On initial appeal following Osorio-Lopez’s convictions for felony offenses, the court of appeals held there was a sufficient suggestion about Osorio-Lopez’s competence to stand trial, which the trial court should have inquired into. The appellate court abated the case for the trial court to determine, retrospectively, whether Osorio-Lopez had been competent at the time of trial. At that retrospective hearing, the judge allowed Osorio-Lopez to represent himself. After hearing evidence, the trial court ruled that Osorio-Lopez had been competent at trial, and the appeal resumed. This time, Osorio-Lopez argued it was error to allow him to represent himself at the retrospective competency hearing, and the court of appeals agreed. It held that there is no right of self-representation at a retrospective competency hearing, relying on several federal cases holding that a defendant cannot represent himself at his own competency hearing because it would require a trial court to simultaneously question a defendant’s competence to stand trial and determine, as Faretta v. California, 422 U.S. 806 (1975), requires, that he has knowingly and intelligently waived his right to counsel.

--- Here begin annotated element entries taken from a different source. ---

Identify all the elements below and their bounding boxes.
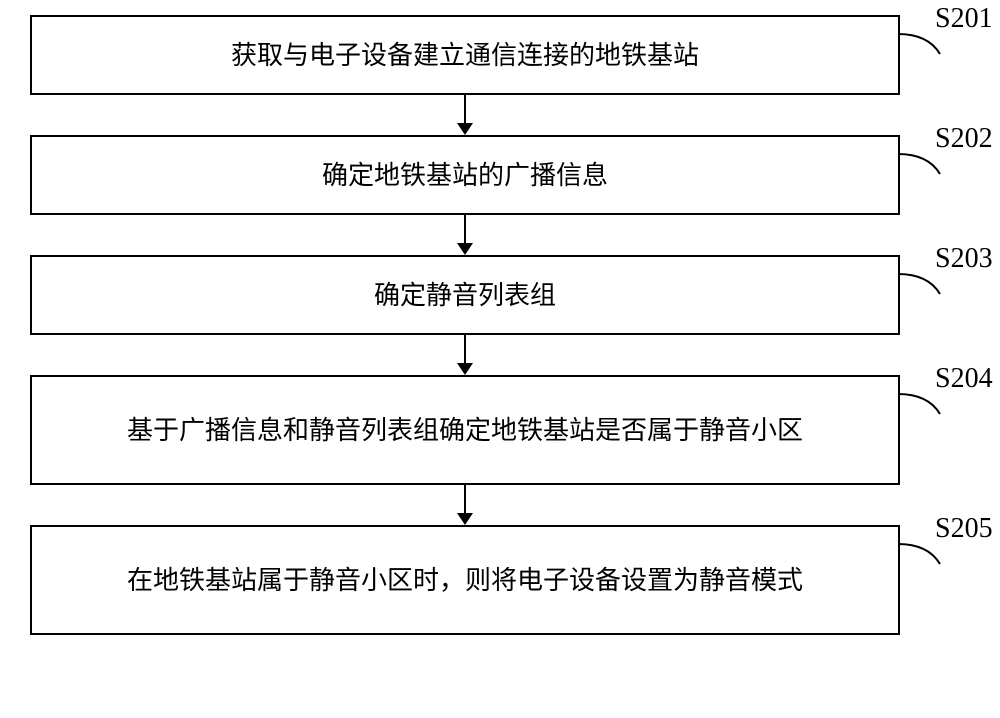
arrow — [30, 485, 900, 525]
step-text: 确定地铁基站的广播信息 — [322, 156, 608, 195]
arrow-head — [457, 123, 473, 135]
arrow-head — [457, 363, 473, 375]
arrow — [30, 95, 900, 135]
arrow-head — [457, 513, 473, 525]
flowchart-container: 获取与电子设备建立通信连接的地铁基站 S201 确定地铁基站的广播信息 S202… — [30, 15, 900, 635]
arrow — [30, 215, 900, 255]
step-box-s204: 基于广播信息和静音列表组确定地铁基站是否属于静音小区 — [30, 375, 900, 485]
arrow-line — [464, 335, 466, 365]
arrow-line — [464, 95, 466, 125]
step-text: 在地铁基站属于静音小区时，则将电子设备设置为静音模式 — [127, 561, 803, 600]
step-box-s205: 在地铁基站属于静音小区时，则将电子设备设置为静音模式 — [30, 525, 900, 635]
step-label-s204: S204 — [935, 363, 993, 395]
arrow — [30, 335, 900, 375]
step-box-s202: 确定地铁基站的广播信息 — [30, 135, 900, 215]
arrow-line — [464, 215, 466, 245]
step-label-s205: S205 — [935, 513, 993, 545]
step-label-s202: S202 — [935, 123, 993, 155]
step-text: 获取与电子设备建立通信连接的地铁基站 — [231, 36, 699, 75]
arrow-line — [464, 485, 466, 515]
arrow-head — [457, 243, 473, 255]
step-text: 确定静音列表组 — [374, 276, 556, 315]
step-label-s201: S201 — [935, 3, 993, 35]
step-box-s203: 确定静音列表组 — [30, 255, 900, 335]
step-box-s201: 获取与电子设备建立通信连接的地铁基站 — [30, 15, 900, 95]
step-label-s203: S203 — [935, 243, 993, 275]
step-text: 基于广播信息和静音列表组确定地铁基站是否属于静音小区 — [127, 411, 803, 450]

The State argues that the case doesn’t present the issue of whether there is a right to self-representation. That issue wasn’t what Osorio-Lopez complained of, nor could he have, since he was permitted to represent himself. Instead, the issue is whether a trial court can ever permit self-representation at this kind of hearing. The State contends that, since only a defendant’s past competency is at issue at a retrospective hearing and a defendant is again presumed competent once competency has been restored (as it was here), the concerns over a knowing, intelligent waiver at a contemporaneous competency hearing are not applicable.